I would definitely say Lua is probably the best way to go if you are wanting to dynamically change the footstep type & volume on a per scene basis as you will need Lua tables to organize the sounds/point of origin for each scene.
As trepn says, you can play sounds with the openAL Lua function. Lebostein's tutorial that he linked would likely be a good place to start, though that's an action part solution only. If you want to dynamically control the balance & volume levels then Lua script is needed.
-- example of a Lua table containing some footstep sounds
sndz = {}
sndz["wood"] =
{
"vispath:sounds/footsteps/wood_1.ogg",
"vispath:sounds/footsteps/wood_2.ogg",
"vispath:sounds/footsteps/wood_3.ogg"
}
sndz["metal"] =
{
"vispath:sounds/footsteps/metal_1.ogg",
"vispath:sounds/footsteps/metal_2.ogg",
"vispath:sounds/footsteps/metal_3.ogg"
}
-- example of playing a footstep sound with a dynamic volume value
startSound(sndz[Values["ground_type"].String][math.random(3)], {flags=1, volume = math.random(75, 100)})

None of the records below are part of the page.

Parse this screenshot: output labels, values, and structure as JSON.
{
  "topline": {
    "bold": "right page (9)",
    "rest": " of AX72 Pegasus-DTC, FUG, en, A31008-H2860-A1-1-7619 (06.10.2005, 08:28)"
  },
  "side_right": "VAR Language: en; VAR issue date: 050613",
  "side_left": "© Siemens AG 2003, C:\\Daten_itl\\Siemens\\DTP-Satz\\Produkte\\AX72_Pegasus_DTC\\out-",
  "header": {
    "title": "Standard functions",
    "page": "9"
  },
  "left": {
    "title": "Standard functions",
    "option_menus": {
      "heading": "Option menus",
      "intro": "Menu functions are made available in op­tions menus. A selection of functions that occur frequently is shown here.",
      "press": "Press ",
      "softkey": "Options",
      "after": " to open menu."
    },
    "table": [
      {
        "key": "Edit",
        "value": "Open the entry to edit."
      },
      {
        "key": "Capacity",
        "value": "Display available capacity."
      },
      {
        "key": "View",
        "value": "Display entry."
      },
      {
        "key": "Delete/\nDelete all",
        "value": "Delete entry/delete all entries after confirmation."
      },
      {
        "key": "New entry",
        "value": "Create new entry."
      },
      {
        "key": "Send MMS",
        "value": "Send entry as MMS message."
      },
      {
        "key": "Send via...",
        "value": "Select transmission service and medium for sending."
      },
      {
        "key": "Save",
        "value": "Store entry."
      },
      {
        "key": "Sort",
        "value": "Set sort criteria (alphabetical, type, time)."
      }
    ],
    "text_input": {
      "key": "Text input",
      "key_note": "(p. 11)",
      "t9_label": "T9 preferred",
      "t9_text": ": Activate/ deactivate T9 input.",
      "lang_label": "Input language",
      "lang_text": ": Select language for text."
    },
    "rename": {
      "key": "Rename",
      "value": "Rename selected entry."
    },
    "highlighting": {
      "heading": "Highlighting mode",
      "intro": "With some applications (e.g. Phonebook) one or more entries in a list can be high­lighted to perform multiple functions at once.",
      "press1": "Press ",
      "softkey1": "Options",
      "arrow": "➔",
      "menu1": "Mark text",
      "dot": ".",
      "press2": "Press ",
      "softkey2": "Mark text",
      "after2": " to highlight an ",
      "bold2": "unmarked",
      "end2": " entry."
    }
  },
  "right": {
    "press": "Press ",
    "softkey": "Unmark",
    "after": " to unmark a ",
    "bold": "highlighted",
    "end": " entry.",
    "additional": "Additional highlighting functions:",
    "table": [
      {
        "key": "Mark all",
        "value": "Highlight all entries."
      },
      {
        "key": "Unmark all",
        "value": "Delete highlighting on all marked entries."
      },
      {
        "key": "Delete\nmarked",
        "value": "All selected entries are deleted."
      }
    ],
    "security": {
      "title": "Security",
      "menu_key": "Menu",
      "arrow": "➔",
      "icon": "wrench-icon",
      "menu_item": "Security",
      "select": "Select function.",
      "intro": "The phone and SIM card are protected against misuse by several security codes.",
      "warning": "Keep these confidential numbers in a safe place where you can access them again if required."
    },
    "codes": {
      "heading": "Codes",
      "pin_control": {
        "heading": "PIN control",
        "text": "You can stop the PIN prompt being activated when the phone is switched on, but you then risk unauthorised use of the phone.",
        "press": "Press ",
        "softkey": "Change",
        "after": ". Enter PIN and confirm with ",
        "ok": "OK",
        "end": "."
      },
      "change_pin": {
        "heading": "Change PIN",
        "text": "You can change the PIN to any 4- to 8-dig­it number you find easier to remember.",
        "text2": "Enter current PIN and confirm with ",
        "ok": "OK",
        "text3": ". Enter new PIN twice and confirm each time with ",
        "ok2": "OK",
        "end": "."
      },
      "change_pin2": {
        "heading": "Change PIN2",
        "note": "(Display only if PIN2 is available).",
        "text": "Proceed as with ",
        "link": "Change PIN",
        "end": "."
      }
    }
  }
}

In the example above I've assumed that a value inside of the editor has had a string value written to it which will be used to determine the ground type - metal, wood, concrete, debris, stones, rock, fauna, etc. & from that we call a random number (technically we could dynamically get the total table index count for the table with Lua rather than manually declaring the number) & then we dynamically set the volume between 75 & 100 so that each time a sound is played, even if it's the same sound it will sound different because the volume level will be different.

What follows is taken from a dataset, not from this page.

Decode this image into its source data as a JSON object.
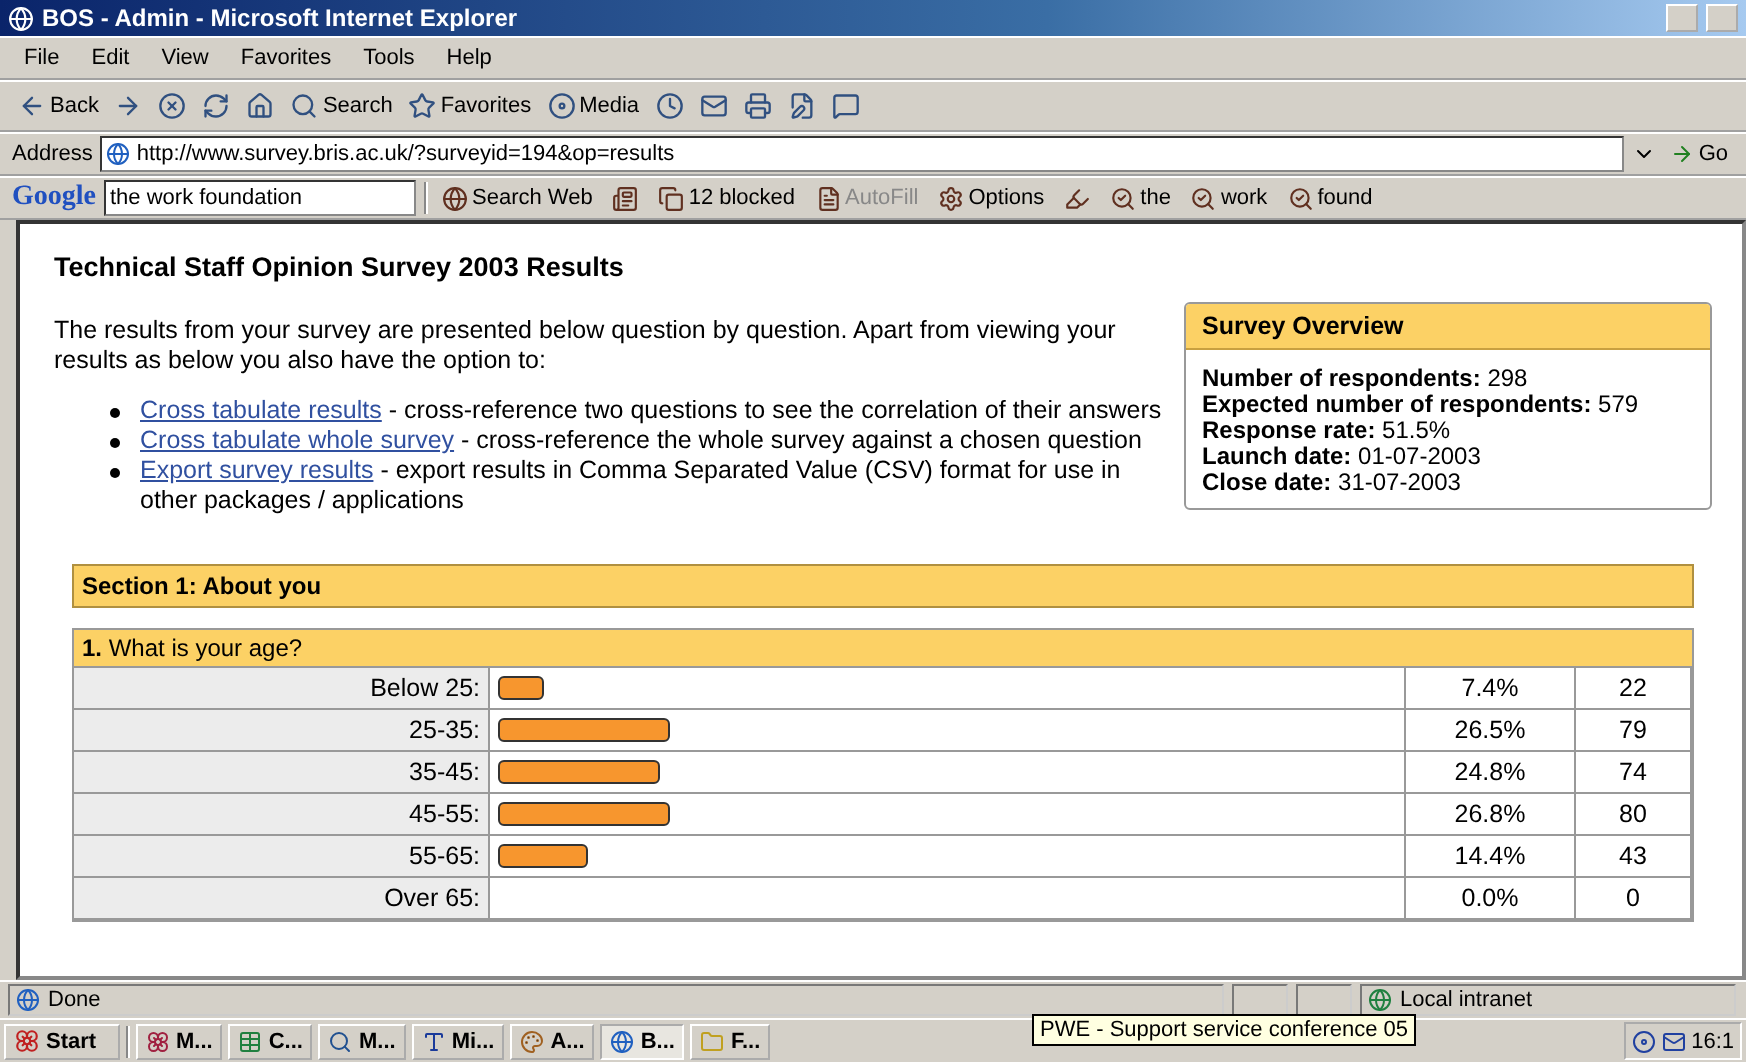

Balance is a lot more complicated to give an example of because it's highly dependent on what sort of perspective view point you use for your game. Traditionally 2D games tend to use the same perspective style for most scenes so they don't need to create tons of character animations from different perspective points. 3D is a lot different because the camera can change position. Anyway, the next thing is figuring out if the balance should be based on the characters/cameras position from a specific source point or whether the balance should be based on the characters position which means footsteps will always be centered, but all other sounds will be affected based where the character is from them.